Terwijl Fisk video-opnames maakte van de troepenverblijven, ontdekte Beltrone dat de onderkant van de stapelbedden drie hoog opgestapeld waren en in een hoek van 45 graden gekanteld in hun opslagpositie overdag , bevatte tekeningen en woorden geschreven door de soldaten in de kooien beneden. ‘Er was van alles een beetje’, herinnert Beltrone zich. ‘Obsceniteiten, tekeningen en zelfs poëzie.’ Hij was gefascineerd door de manische mix – ‘Bong the Cong’. George Washington sliep hier, “” Kapitalistische Yankee Dogs gaan naar huis! “Beltrone zat in de Marine Corps Reserves in de jaren zestig, maar was niet opgeroepen tijdens de oorlog in Vietnam.” Ik wist dat ik “op een uniek soort persoonlijke geschiedenis was gestuit ,” hij zegt. “Deze jonge mannen gingen ten oorlog, terwijl ik die jaren op Long Island had doorgebracht.”
Beltrone besloot dat het belangrijk was om een deel van de doeken te redden, omdat hun berichten bravoure overbrachten en de angst voor de onmiddellijke toekomst onderdrukte . (Hij wijst erop dat de vervelende 18-daagse reis over de Stille Oceaan de meeste troepen tevreden stelde, omdat de reistijd als “in-country” -plicht gold.) Tijdens verschillende bezoeken aan het schip met zijn vrouw Lee, een fotograaf, legde Beltrone vast de inscripties op de doeken. (Het volledige verhaal wordt verteld in hun boek Vietnam Graffiti: Messages From a Forgotten Troopship, dat in december zal worden gepubliceerd door Howell Press.)
Beltrone overtuigde de Maritieme Administratie ervan 127 van de doeken te schenken aan zeven musea in de buurt. het land, inclusief de NMAH. Hij was vooral geïntrigeerd door een van de vier doeken in het bezit van het Smithsonian: het bevat verschillende regels morsecode en daaronder een mysterieus gedicht. Met behulp van een codeboek ontcijferde hij de puntjes en streepjes, waardoor hij de auteur blootlegde. s naam, Robert Simpson, en adres in Plainwell, Michigan. Het canvas dateert uit 1967. De regels, geschreven in vrije verzen, luiden als volgt:
moet beslissen aan wie
leven en wie zal sterven.
Jij bent degene die zijn lichaam geeft als wapen van de oorlog – en zonder jullie allemaal kan dit moorden niet doorgaan.

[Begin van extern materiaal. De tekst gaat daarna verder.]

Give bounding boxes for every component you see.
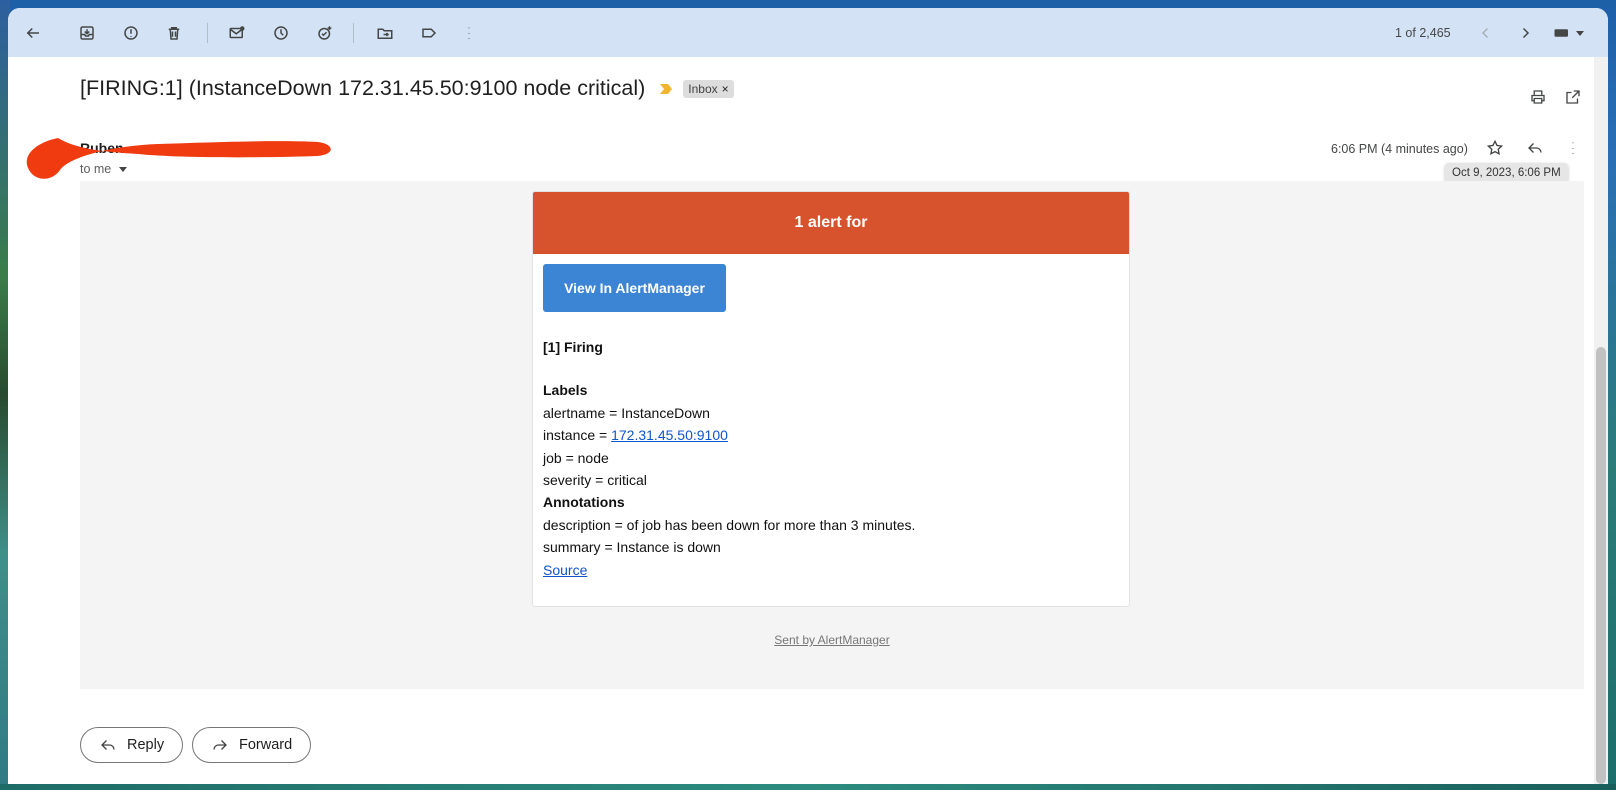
email-body: 1 alert for View In AlertManager [1] Fir… [80,181,1584,689]
scrollbar[interactable] [1594,57,1608,784]
print-icon[interactable] [1527,86,1549,108]
label-instance: instance = 172.31.45.50:9100 [543,424,915,446]
chevron-down-icon [1576,30,1584,36]
report-spam-icon[interactable] [116,18,146,48]
open-in-new-window-icon[interactable] [1562,86,1584,108]
keyboard-icon[interactable] [1545,18,1591,48]
view-in-alertmanager-button[interactable]: View In AlertManager [543,264,726,312]
firing-count: [1] Firing [543,339,603,355]
subject-row: [FIRING:1] (InstanceDown 172.31.45.50:91… [80,76,734,101]
reply-icon[interactable] [1524,137,1546,159]
reply-icon [101,740,115,750]
gmail-window: 1 of 2,465 [FIRING:1] (InstanceDown 172.… [8,8,1608,784]
label-chip-text: Inbox [688,81,718,96]
scrollbar-thumb[interactable] [1596,347,1606,784]
message-time: 6:06 PM (4 minutes ago) [1331,142,1468,156]
reply-button[interactable]: Reply [80,727,184,763]
chevron-right-icon[interactable] [1510,18,1540,48]
archive-icon[interactable] [72,18,102,48]
desktop-wallpaper-bottom [0,784,1616,790]
clock-icon[interactable] [266,18,296,48]
alert-details: [1] Firing Labels alertname = InstanceDo… [543,336,915,581]
forward-button-label: Forward [239,737,293,753]
label-job: job = node [543,449,609,466]
forward-icon [213,740,227,750]
message-toolbar: 1 of 2,465 [8,8,1608,57]
annotations-heading: Annotations [543,494,625,511]
label-icon[interactable] [414,18,444,48]
alert-header: 1 alert for [533,192,1129,254]
reply-button-label: Reply [127,737,165,753]
more-vert-icon[interactable] [1562,137,1584,159]
remove-label-icon[interactable]: × [722,82,729,96]
email-subject: [FIRING:1] (InstanceDown 172.31.45.50:91… [80,76,646,100]
pager-count: 1 of 2,465 [1395,26,1451,40]
toolbar-divider [353,23,354,43]
more-vert-icon[interactable] [454,18,484,48]
instance-link[interactable]: 172.31.45.50:9100 [611,427,728,443]
forward-button[interactable]: Forward [192,727,312,763]
trash-icon[interactable] [159,18,189,48]
recipient-text: to me [80,162,112,176]
toolbar-divider [207,23,208,43]
move-to-folder-icon[interactable] [370,18,400,48]
label-alertname: alertname = InstanceDown [543,404,710,421]
chevron-down-icon [119,166,128,172]
chevron-left-icon[interactable] [1471,18,1501,48]
redaction-scribble [26,138,331,179]
annotation-summary: summary = Instance is down [543,539,721,556]
add-task-icon[interactable] [310,18,340,48]
date-tooltip: Oct 9, 2023, 6:06 PM [1445,163,1568,183]
source-link[interactable]: Source [543,562,587,578]
importance-marker-icon[interactable] [659,83,673,95]
star-icon[interactable] [1484,137,1506,159]
mark-unread-icon[interactable] [222,18,252,48]
recipient-details[interactable]: to me [80,162,128,176]
sent-by-link[interactable]: Sent by AlertManager [80,633,1584,647]
label-chip-inbox: Inbox × [683,79,734,98]
alert-card: 1 alert for View In AlertManager [1] Fir… [532,191,1130,607]
label-severity: severity = critical [543,472,647,489]
labels-heading: Labels [543,382,588,399]
arrow-left-icon[interactable] [18,18,48,48]
label-instance-prefix: instance = [543,427,612,444]
annotation-description: description = of job has been down for m… [543,516,916,533]
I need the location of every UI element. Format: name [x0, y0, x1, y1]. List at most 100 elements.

Beltrone kon Simpson traceren. Hij was, zoals de morsecode suggereerde, een radio-operator. Hij diende bij het First Armoured Cavalry Regiment en was in 1966 op 21-jarige leeftijd opgeroepen. Simpson overleefde de oorlog en kwam in 1992 om het leven bij de crash van een ultralicht burgervliegtuig dat hij bestuurde. De Walker zal waarschijnlijk binnenkort worden afgebroken, maar de Beltrones blijven de relikwieën redden voordat de inscripties in een zeer reële zin op de schroothoop van de geschiedenis terechtkomen.